Они приходили сюда каждый день. Это было, как ритуал. Последняя ниточка, соединяющая их с… С прошлым? С жизнью, проскочившей так стремительно, что и не заметили, как, когда? Странное то было чувство, но только здесь – на кладбище, среди могильных камней и увядших букетов они ощущали себя живыми.

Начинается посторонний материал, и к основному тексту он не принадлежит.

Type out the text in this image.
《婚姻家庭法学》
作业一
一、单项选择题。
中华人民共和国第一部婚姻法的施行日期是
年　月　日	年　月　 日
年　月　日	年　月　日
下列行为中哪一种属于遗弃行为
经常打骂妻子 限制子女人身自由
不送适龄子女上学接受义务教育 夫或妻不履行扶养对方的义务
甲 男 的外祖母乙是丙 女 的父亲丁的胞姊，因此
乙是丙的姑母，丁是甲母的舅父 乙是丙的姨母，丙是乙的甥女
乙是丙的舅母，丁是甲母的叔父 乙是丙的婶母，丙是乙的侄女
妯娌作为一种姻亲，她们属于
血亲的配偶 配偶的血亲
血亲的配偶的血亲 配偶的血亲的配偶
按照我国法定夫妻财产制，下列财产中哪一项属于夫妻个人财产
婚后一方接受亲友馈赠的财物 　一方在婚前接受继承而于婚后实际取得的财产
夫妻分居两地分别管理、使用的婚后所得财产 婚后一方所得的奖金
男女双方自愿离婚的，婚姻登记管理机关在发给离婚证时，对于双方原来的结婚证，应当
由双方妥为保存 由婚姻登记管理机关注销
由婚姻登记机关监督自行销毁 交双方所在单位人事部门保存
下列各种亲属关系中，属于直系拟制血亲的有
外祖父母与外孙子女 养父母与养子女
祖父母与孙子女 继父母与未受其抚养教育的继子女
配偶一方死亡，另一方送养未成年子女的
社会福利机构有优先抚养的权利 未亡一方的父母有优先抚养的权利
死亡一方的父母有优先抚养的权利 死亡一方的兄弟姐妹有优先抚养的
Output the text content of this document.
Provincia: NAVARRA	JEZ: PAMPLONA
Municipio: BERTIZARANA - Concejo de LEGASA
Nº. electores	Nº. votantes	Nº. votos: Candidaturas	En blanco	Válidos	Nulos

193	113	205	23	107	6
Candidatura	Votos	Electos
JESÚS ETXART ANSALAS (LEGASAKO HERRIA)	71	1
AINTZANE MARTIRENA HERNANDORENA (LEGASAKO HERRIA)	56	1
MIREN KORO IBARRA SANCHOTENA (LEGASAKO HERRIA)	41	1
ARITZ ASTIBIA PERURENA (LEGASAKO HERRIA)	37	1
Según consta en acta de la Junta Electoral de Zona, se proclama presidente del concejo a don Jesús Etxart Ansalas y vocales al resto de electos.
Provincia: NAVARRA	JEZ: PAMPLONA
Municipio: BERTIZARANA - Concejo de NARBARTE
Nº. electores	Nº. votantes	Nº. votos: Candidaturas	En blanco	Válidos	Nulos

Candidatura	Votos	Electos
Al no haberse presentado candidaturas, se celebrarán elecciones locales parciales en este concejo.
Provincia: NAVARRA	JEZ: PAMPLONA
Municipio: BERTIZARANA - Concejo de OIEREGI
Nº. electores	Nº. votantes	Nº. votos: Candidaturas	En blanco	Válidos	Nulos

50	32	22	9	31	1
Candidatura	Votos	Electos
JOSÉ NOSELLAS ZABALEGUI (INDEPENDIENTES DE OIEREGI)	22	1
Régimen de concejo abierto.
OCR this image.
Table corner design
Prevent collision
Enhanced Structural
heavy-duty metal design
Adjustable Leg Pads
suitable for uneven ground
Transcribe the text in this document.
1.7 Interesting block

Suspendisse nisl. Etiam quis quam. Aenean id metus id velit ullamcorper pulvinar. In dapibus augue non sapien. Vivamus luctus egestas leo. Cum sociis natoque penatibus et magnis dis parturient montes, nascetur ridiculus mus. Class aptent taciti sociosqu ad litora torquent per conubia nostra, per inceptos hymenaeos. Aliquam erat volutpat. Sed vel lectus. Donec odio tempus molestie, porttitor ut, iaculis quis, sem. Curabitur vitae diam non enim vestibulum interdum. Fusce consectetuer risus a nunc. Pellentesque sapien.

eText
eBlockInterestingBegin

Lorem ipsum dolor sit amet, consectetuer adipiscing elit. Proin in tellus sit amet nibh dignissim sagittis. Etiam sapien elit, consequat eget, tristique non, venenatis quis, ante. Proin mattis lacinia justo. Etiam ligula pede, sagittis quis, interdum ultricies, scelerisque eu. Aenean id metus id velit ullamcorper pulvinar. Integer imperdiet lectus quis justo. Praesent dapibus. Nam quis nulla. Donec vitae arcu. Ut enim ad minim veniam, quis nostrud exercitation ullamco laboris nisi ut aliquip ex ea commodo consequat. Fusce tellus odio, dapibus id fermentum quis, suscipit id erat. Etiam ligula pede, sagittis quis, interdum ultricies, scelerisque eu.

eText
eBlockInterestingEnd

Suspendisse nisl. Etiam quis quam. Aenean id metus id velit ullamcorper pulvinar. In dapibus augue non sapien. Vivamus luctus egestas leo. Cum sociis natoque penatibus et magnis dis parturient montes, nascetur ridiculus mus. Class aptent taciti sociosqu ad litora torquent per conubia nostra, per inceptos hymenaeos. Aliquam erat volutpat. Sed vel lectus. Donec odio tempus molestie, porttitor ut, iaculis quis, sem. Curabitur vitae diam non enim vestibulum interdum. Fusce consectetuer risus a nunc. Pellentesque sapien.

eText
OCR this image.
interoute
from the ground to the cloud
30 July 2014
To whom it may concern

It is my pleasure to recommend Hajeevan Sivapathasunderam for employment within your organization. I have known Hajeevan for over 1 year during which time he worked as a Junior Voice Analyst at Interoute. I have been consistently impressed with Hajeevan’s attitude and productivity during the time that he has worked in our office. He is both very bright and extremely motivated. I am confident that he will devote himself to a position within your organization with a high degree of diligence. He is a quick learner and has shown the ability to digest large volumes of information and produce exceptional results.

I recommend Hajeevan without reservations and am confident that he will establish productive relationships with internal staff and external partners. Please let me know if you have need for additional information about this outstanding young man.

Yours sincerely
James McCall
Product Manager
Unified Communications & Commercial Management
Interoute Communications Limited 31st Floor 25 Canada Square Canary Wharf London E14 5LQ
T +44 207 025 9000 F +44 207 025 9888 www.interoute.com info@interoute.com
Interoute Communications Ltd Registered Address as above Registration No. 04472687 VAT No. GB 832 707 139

Шли сюда каждое утро, как только спадал туман и косые лучи солнца обнимали маленькую планету. Две одинокие ссутулившиеся фигурки неторопливо взбирались на холм. По настоянию Антона кладбище разбили на возвышенности – отсюда открывался чудесный вид на реку, да и затопление в случае разлива реки не грозило. В бледно-розовом небе мелькали тёмные силуэты птиц. Их громкие, плачущие крики будоражили пространство. Птицам сверху казалось будто на склон карабкаются два огромных жука.
Мужчина прихрамывал на правую ногу, однако при этом он старался помочь своей спутнице – она опиралась на его согнутую в локте руку. Женщина была высока и костиста. Ветер трепал её длинный балахон и седые пряди. Добравшись до кладбища пожилая пара некоторое время усмиряла дыхание и пульс. Потом начинался обход. Над каждым холмиком надлежало склониться, превозмогая ноющую боль в пояснице, тронуть ладонью глинистые комочки и помолчать, обращаясь мысленно к тому, чьё имя значилось на камне в изголовье могилы.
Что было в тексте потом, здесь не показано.